- Born: 10 May 1888 Neuilly-sur-Seine, Hauts-de-Seine, France
- Died: 3 February 1972 (aged 83) Creteil, Val-de-Marne, France
- Occupation: Art director
- Years active: 1930–1952 (film)

Association football career
- Position: Goalkeeper

Senior career*
- Years: Team / Apps / (Gls)
- 1911–1912: Racing Club de France

International career
- 1911: France (UIAFA) / 4 / (0)

= Guy de Gastyne =

French footballer and art director (1888–1972)

Guy de Gastyne (/fr/; 10 May 1888 – 3 February 1972) was a French art director. In his youth, he was a footballer who played as a goalkeeper for Racing Club de France and for the French national team in the 1911 UIAFA European Football Tournament at Roubaix.

He was the brother of the film director Marco de Gastyne.

==Biography==
Guy de Gastyne was born in Neuilly-sur-Seine on 10 May 1888, and he began his football career at Racing de France in the early 1910s.

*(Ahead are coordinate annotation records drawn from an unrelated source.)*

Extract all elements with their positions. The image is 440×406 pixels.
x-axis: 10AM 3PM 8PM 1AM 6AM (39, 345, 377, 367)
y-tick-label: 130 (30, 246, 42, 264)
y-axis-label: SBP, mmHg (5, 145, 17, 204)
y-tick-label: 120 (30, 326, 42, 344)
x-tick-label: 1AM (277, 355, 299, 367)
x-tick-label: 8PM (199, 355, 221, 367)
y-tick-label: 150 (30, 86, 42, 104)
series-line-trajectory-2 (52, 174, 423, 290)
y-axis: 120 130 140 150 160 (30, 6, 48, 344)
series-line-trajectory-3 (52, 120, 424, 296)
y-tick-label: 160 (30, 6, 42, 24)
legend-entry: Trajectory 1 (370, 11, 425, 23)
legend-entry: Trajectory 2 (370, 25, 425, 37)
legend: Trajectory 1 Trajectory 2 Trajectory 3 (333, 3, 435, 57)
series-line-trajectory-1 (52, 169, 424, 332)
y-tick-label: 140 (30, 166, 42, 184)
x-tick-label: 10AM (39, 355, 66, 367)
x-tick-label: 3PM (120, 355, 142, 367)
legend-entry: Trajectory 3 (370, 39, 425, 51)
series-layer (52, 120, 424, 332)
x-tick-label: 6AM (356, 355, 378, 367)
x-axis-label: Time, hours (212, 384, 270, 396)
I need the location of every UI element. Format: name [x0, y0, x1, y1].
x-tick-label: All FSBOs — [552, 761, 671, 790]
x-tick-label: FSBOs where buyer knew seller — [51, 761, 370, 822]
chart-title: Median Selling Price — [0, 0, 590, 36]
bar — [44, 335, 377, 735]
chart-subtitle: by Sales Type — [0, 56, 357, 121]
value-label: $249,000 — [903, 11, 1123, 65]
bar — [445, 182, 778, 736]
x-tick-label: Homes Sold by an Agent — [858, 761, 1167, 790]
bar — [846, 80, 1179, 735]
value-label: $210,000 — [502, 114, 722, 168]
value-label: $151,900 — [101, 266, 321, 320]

On 30 April 1911, Gastyne started in the final of the 1911 USFSA Football Championship in Marseille, which ended in a 2–3 loss to Stade Helvétique de Marseille. In the preview of the 1911 Coupe Dewar final between USA Clichy and Club athlétique de Paris 14, the French newspaper L'Auto (the future L'Équipe) stated that Clichy's goalkeeper Pierre Chayriguès was the second-best in the capital after Gastyne. In the following year, on 14 April, he started in the final of the 1912 Coupe Dewar, helping his side to a 3–1 win over Club Français.

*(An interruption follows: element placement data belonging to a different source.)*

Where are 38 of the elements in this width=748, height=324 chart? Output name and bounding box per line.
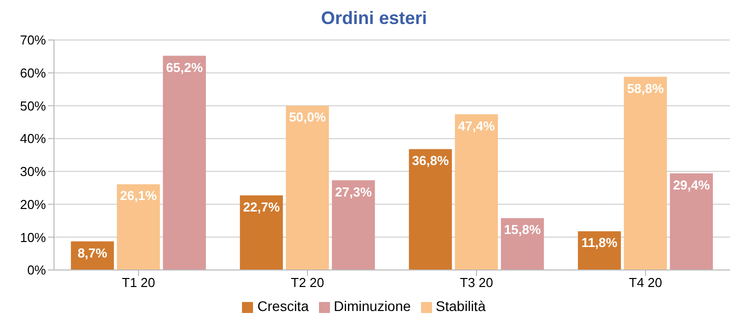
legend-label: Diminuzione — [334, 298, 411, 314]
y-tick-label: 30% — [20, 164, 46, 180]
data-label: 58,8% — [626, 80, 664, 96]
bar — [286, 106, 329, 270]
data-label: 27,3% — [334, 184, 372, 200]
bar — [454, 114, 498, 270]
y-tick-label: 50% — [20, 98, 46, 114]
data-label: 8,7% — [78, 245, 108, 260]
legend-label: Crescita — [257, 298, 309, 314]
y-tick-label: 10% — [20, 230, 46, 245]
x-tick-label: T2 20 — [290, 275, 324, 290]
x-tick-label: T1 20 — [122, 275, 156, 290]
bar — [116, 184, 160, 270]
data-label: 36,8% — [412, 153, 450, 168]
data-label: 50,0% — [288, 110, 326, 125]
bar — [332, 180, 375, 270]
data-label: 65,2% — [166, 60, 204, 75]
legend-label: Stabilità — [436, 298, 486, 314]
x-tick-label: T4 20 — [628, 275, 662, 290]
chart-title: Ordini esteri — [320, 8, 428, 30]
bar — [240, 195, 283, 270]
data-label: 15,8% — [504, 222, 542, 238]
data-label: 22,7% — [242, 199, 280, 214]
data-label: 29,4% — [672, 177, 710, 192]
bar — [162, 56, 206, 270]
y-tick-label: 0% — [27, 262, 46, 278]
bar — [500, 218, 544, 270]
bar — [624, 76, 667, 270]
data-label: 26,1% — [120, 188, 158, 204]
y-tick-label: 20% — [20, 196, 46, 212]
y-tick-label: 40% — [20, 131, 46, 146]
bar — [670, 173, 713, 270]
y-tick-label: 60% — [20, 65, 46, 80]
bar — [408, 149, 452, 270]
y-tick-label: 70% — [20, 32, 46, 48]
data-label: 11,8% — [581, 235, 618, 250]
data-label: 47,4% — [458, 118, 496, 134]
x-tick-label: T3 20 — [460, 275, 494, 290]
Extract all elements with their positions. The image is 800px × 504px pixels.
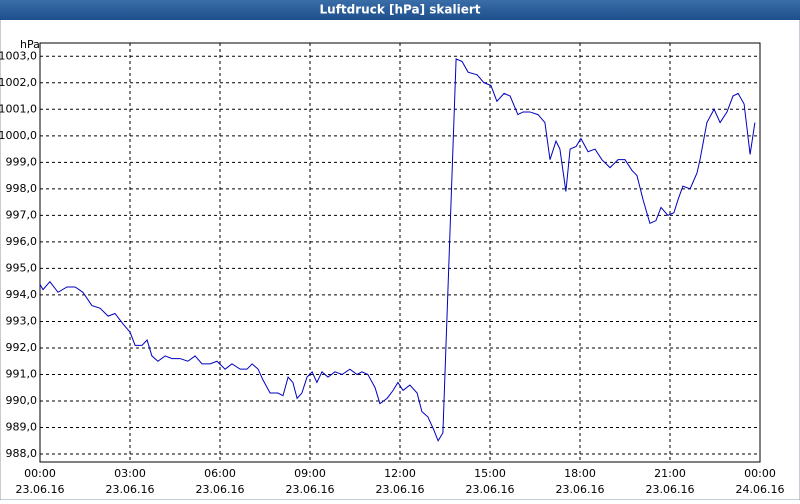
x-tick-date: 23.06.16 <box>106 483 155 496</box>
x-tick-label: 00:00 <box>24 467 56 480</box>
chart-title: Luftdruck [hPa] skaliert <box>320 3 481 17</box>
x-tick-label: 06:00 <box>204 467 236 480</box>
y-tick-label: 1000,0 <box>0 129 37 142</box>
y-tick-label: 996,0 <box>6 235 38 248</box>
y-tick-label: 995,0 <box>6 261 38 274</box>
y-tick-label: 994,0 <box>6 288 38 301</box>
x-tick-date: 23.06.16 <box>556 483 605 496</box>
x-tick-label: 15:00 <box>474 467 506 480</box>
x-tick-date: 23.06.16 <box>16 483 65 496</box>
y-tick-label: 990,0 <box>6 394 38 407</box>
y-tick-label: 991,0 <box>6 367 38 380</box>
y-tick-label: 1002,0 <box>0 76 37 89</box>
y-tick-label: 992,0 <box>6 341 38 354</box>
y-tick-label: 1003,0 <box>0 49 37 62</box>
x-tick-label: 21:00 <box>654 467 686 480</box>
x-tick-label: 18:00 <box>564 467 596 480</box>
x-tick-date: 23.06.16 <box>376 483 425 496</box>
y-tick-label: 999,0 <box>6 155 38 168</box>
x-tick-date: 24.06.16 <box>736 483 785 496</box>
y-tick-label: 1001,0 <box>0 102 37 115</box>
x-tick-label: 09:00 <box>294 467 326 480</box>
y-tick-label: 988,0 <box>6 447 38 460</box>
y-tick-label: 997,0 <box>6 208 38 221</box>
y-unit: hPa <box>20 38 40 51</box>
y-tick-label: 993,0 <box>6 314 38 327</box>
x-tick-date: 23.06.16 <box>196 483 245 496</box>
y-tick-label: 998,0 <box>6 182 38 195</box>
x-tick-label: 00:00 <box>744 467 776 480</box>
x-tick-label: 03:00 <box>114 467 146 480</box>
title-bar <box>0 0 800 20</box>
x-tick-label: 12:00 <box>384 467 416 480</box>
x-tick-date: 23.06.16 <box>646 483 695 496</box>
x-tick-date: 23.06.16 <box>466 483 515 496</box>
line-series <box>39 58 756 442</box>
x-tick-date: 23.06.16 <box>286 483 335 496</box>
y-tick-label: 989,0 <box>6 421 38 434</box>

Gastyne made four unofficial appearances for France (UIAFA), being the goalkeeper of the French squad that participated in the 1911 UIAFA European Football Tournament at Roubaix, an unofficial European Championship organized by UIAFA, in which France was knocked out in the semifinals by Bohemia (1–4). He played his third match for UIAFA's France on 1 January 1912, in a friendly match against AFA's England in London, which ended in a 7–1 loss, and then played his fourth and last match in the following month, on 20 February, against Catalonia, keeping a clean-sheet in a 7–0 victory (he only had to touch the ball three times). He is thus the most capped player of UIAFA's France with four appearances, alongside club teammates, Alphonse Nicol and Auguste Schalbart, plus Carlos Bacrot and Victor Denis.

After the First World War, Gastyne became a painter, and remained so until the mid-1920s. He then developed into an art director, and his first work as such was Little Lise in 1930. His most notable works were O Silêncio é de Ouro (1947), Mataram o Pai Natal (1941), and Onde Está a Felicidade? (1934).

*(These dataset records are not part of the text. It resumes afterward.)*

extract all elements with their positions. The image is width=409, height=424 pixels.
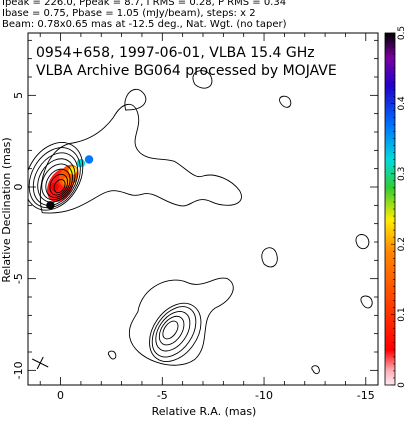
x-tick-label: 0 [57,389,64,402]
y-tick-label: -10 [12,361,25,379]
core-contour-5 [32,152,79,206]
x-tick-label: -15 [357,389,375,402]
pol-pixel-4 [84,155,94,164]
plot-frame [27,32,379,386]
colorbar-tick-label: 0 [397,382,407,388]
pol-pixel-1 [62,177,71,186]
colorbar-tick-label: 0.5 [397,26,407,40]
lobe-contour-outer [128,277,234,366]
core-contour-7 [28,142,84,211]
contour-layer [28,70,373,375]
colorbar-tick-label: 0.2 [397,237,407,251]
beam-minor-axis [36,356,44,370]
colorbar: 0 0.1 0.2 0.3 0.4 0.5 [384,26,407,388]
colorbar-ticks: 0 0.1 0.2 0.3 0.4 0.5 [391,26,407,388]
island-contour-s2 [311,365,320,375]
island-contour-ne [192,70,213,89]
island-contour-e [355,234,370,250]
y-tick-label: 5 [12,92,25,99]
island-contour-s1 [107,350,117,360]
plot-annotation-source: VLBA Archive BG064 processed by MOJAVE [36,63,337,79]
axis-tick-labels: 0 -5 -10 -15 5 0 -5 -10 [12,92,375,402]
colorbar-tick-label: 0.4 [397,96,407,111]
core-contour-0 [53,179,66,194]
jet-contour-knot [124,88,147,111]
colorbar-tick-label: 0.3 [397,167,407,181]
core-contour-4 [37,158,76,203]
y-tick-label: 0 [12,184,25,191]
core-contour-1 [49,173,69,196]
x-axis-label: Relative R.A. (mas) [152,405,257,418]
x-tick-label: -5 [157,389,168,402]
lobe-contour-2 [155,311,191,352]
map-layer [28,70,373,375]
colorbar-tick-label: 0.1 [397,307,407,321]
y-tick-label: -5 [12,273,25,284]
x-tick-label: -10 [255,389,273,402]
header-line-peak: Ipeak = 226.0, Ppeak = 8.7, I RMS = 0.28… [2,0,287,8]
island-contour-se [360,295,373,309]
axis-ticks [28,33,378,385]
lobe-contour-0 [162,320,179,340]
core-contour-6 [28,147,81,209]
header-line-beam: Beam: 0.78x0.65 mas at -12.5 deg., Nat. … [2,19,287,30]
lobe-contour-3 [151,306,197,358]
pol-pixel-3 [76,158,86,168]
header-line-base: Ibase = 0.75, Pbase = 1.05 (mJy/beam), s… [2,8,256,19]
core-contour-2 [45,168,71,198]
plot-annotation-title: 0954+658, 1997-06-01, VLBA 15.4 GHz [36,45,315,61]
island-contour-mid [261,247,278,268]
lobe-contour-1 [158,315,185,346]
island-contour-n [279,95,292,108]
lobe-contour-4 [149,302,202,362]
y-axis-label: Relative Declination (mas) [0,137,13,282]
core-contour-3 [41,163,73,201]
jet-contour-outer [39,104,242,214]
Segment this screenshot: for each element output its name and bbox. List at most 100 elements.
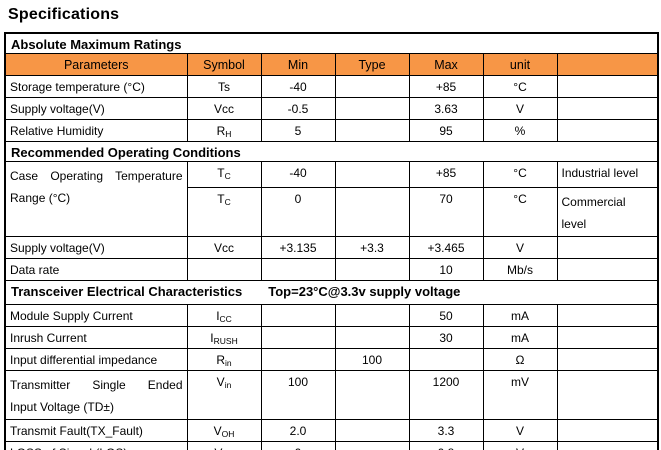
- row-case-temperature-industrial: Case Operating Temperature Range (°C) TC…: [4, 161, 659, 237]
- symbol-base: V: [213, 424, 222, 438]
- note-cell: [556, 258, 659, 281]
- note-cell: Commercial level: [556, 187, 659, 237]
- symbol-cell: Vin: [186, 370, 262, 420]
- row-transmit-fault: Transmit Fault(TX_Fault) VOH 2.0 3.3 V: [4, 419, 659, 442]
- type-cell: [334, 97, 410, 120]
- row-storage-temperature: Storage temperature (°C) Ts -40 +85 °C: [4, 75, 659, 98]
- symbol-cell: [186, 258, 262, 281]
- param-line-2: Range (°C): [10, 191, 71, 205]
- symbol-cell: ICC: [186, 304, 262, 327]
- section-absolute-maximum-ratings: Absolute Maximum Ratings: [4, 32, 659, 54]
- symbol-sub: C: [224, 171, 231, 181]
- param-cell: Storage temperature (°C): [4, 75, 188, 98]
- param-cell: Relative Humidity: [4, 119, 188, 142]
- type-cell: [334, 187, 410, 237]
- min-cell: +3.135: [260, 236, 336, 259]
- max-cell: 3.63: [408, 97, 484, 120]
- min-cell: -40: [260, 161, 336, 188]
- symbol-cell: VOH: [186, 419, 262, 442]
- param-line-2: Input Voltage (TD±): [10, 400, 114, 414]
- type-cell: [334, 419, 410, 442]
- min-cell: [260, 258, 336, 281]
- min-cell: 0: [260, 441, 336, 450]
- max-cell: 30: [408, 326, 484, 349]
- min-cell: [260, 348, 336, 371]
- max-cell: 50: [408, 304, 484, 327]
- symbol-sub: OH: [221, 429, 235, 439]
- param-cell: Input differential impedance: [4, 348, 188, 371]
- param-cell: Module Supply Current: [4, 304, 188, 327]
- unit-cell: %: [482, 119, 558, 142]
- symbol-cell: Ts: [186, 75, 262, 98]
- param-line-1: Case Operating Temperature: [10, 169, 183, 183]
- param-line-1: Transmitter Single Ended: [10, 378, 183, 392]
- type-cell: [334, 441, 410, 450]
- row-supply-voltage-roc: Supply voltage(V) Vcc +3.135 +3.3 +3.465…: [4, 236, 659, 259]
- unit-cell: Ω: [482, 348, 558, 371]
- param-cell: Data rate: [4, 258, 188, 281]
- max-cell: 95: [408, 119, 484, 142]
- unit-cell: mA: [482, 304, 558, 327]
- min-cell: 5: [260, 119, 336, 142]
- unit-cell: V: [482, 419, 558, 442]
- row-supply-voltage-abs: Supply voltage(V) Vcc -0.5 3.63 V: [4, 97, 659, 120]
- max-cell: 3.3: [408, 419, 484, 442]
- type-cell: [334, 326, 410, 349]
- max-cell: 0.8: [408, 441, 484, 450]
- note-cell: [556, 348, 659, 371]
- note-cell: [556, 441, 659, 450]
- symbol-base: V: [216, 375, 225, 389]
- type-cell: [334, 161, 410, 188]
- symbol-sub: H: [225, 129, 232, 139]
- type-cell: 100: [334, 348, 410, 371]
- note-cell: [556, 75, 659, 98]
- param-cell: Supply voltage(V): [4, 97, 188, 120]
- section-title: Transceiver Electrical Characteristics To…: [4, 280, 659, 305]
- section-transceiver-electrical-characteristics: Transceiver Electrical Characteristics To…: [4, 280, 659, 305]
- max-cell: +3.465: [408, 236, 484, 259]
- symbol-cell: TC: [186, 161, 262, 188]
- row-module-supply-current: Module Supply Current ICC 50 mA: [4, 304, 659, 327]
- min-cell: 100: [260, 370, 336, 420]
- col-header-max: Max: [408, 53, 484, 76]
- symbol-sub: in: [224, 380, 232, 390]
- symbol-sub: in: [225, 358, 232, 368]
- section-recommended-operating-conditions: Recommended Operating Conditions: [4, 141, 659, 162]
- unit-cell: mV: [482, 370, 558, 420]
- param-cell: Transmit Fault(TX_Fault): [4, 419, 188, 442]
- row-inrush-current: Inrush Current IRUSH 30 mA: [4, 326, 659, 349]
- param-cell: Transmitter Single Ended Input Voltage (…: [4, 370, 188, 420]
- param-cell: Inrush Current: [4, 326, 188, 349]
- max-cell: 10: [408, 258, 484, 281]
- max-cell: [408, 348, 484, 371]
- row-transmitter-input-voltage: Transmitter Single Ended Input Voltage (…: [4, 370, 659, 420]
- unit-cell: V: [482, 236, 558, 259]
- note-text: Commercial level: [561, 195, 626, 231]
- symbol-base: Ts: [218, 80, 230, 94]
- section-title-text: Transceiver Electrical Characteristics: [11, 284, 243, 299]
- param-cell: Case Operating Temperature Range (°C): [4, 161, 188, 237]
- note-cell: Industrial level: [556, 161, 659, 188]
- type-cell: [334, 370, 410, 420]
- note-cell: [556, 119, 659, 142]
- col-header-parameters: Parameters: [4, 53, 188, 76]
- section-condition-text: Top=23°C@3.3v supply voltage: [268, 284, 461, 299]
- symbol-base: T: [217, 166, 225, 180]
- unit-cell: Mb/s: [482, 258, 558, 281]
- symbol-cell: Vcc: [186, 236, 262, 259]
- param-cell: LOSS of Signal (LOS): [4, 441, 188, 450]
- symbol-base: I: [216, 309, 220, 323]
- specifications-table: Absolute Maximum Ratings Parameters Symb…: [4, 32, 660, 450]
- section-title: Absolute Maximum Ratings: [4, 32, 659, 54]
- note-cell: [556, 304, 659, 327]
- note-cell: [556, 326, 659, 349]
- col-header-type: Type: [334, 53, 410, 76]
- note-cell: [556, 97, 659, 120]
- col-header-note: [556, 53, 659, 76]
- min-cell: -40: [260, 75, 336, 98]
- type-cell: [334, 119, 410, 142]
- row-data-rate: Data rate 10 Mb/s: [4, 258, 659, 281]
- unit-cell: °C: [482, 75, 558, 98]
- unit-cell: °C: [482, 161, 558, 188]
- row-loss-of-signal: LOSS of Signal (LOS) VOL 0 0.8 V: [4, 441, 659, 450]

Gastyne died in Creteil on 3 February 1972, at the age of 83.

==Selected filmography==
- Little Lise (1930)
- Monsieur the Duke (1931)
- Orange Blossom (1932)
- Buridan's Donkey (1932)
- Abduct Me (1932)
- Once Upon a Time (1933)
- Miquette (1934)
- I Have an Idea (1934)
- Arlette and Her Fathers (1934)
- Rothchild (1934)
- Samson (1936)
- The Lie of Nina Petrovna (1937)
- The Kiss of Fire (1937)
- The Citadel of Silence (1937)
- Rasputin (1938)
- The Shanghai Drama (1938)
- Whirlwind of Paris (1939)
- The White Slave (1939)
- The Acrobat (1941)
- Sins of Youth (1941)
- No Love Allowed (1942)
- Strangers in the House (1942)
- Love Marriage (1942)
- Cecile Is Dead (1944)
- Majestic Hotel Cellars (1945)
- As Long as I Live (1946)
- Naughty Martine (1947)
- Man About Town (1947)
- After Love (1948)
- The King (1949)
- Blonde (1950)
- The Happy Man (1950)
- Andalusia (1951)
- The Road to Damascus (1952)

==Honours==
- Racing Club de France
- USFSA Football Championship:
  - Runner-up (1): 1911
- Dewar Cup:
  - Champions (1): 1912

==Bibliography==
- Andrew, Dudley. Mists of Regret: Culture and Sensibility in Classic French Film. Princeton University Press, 1995.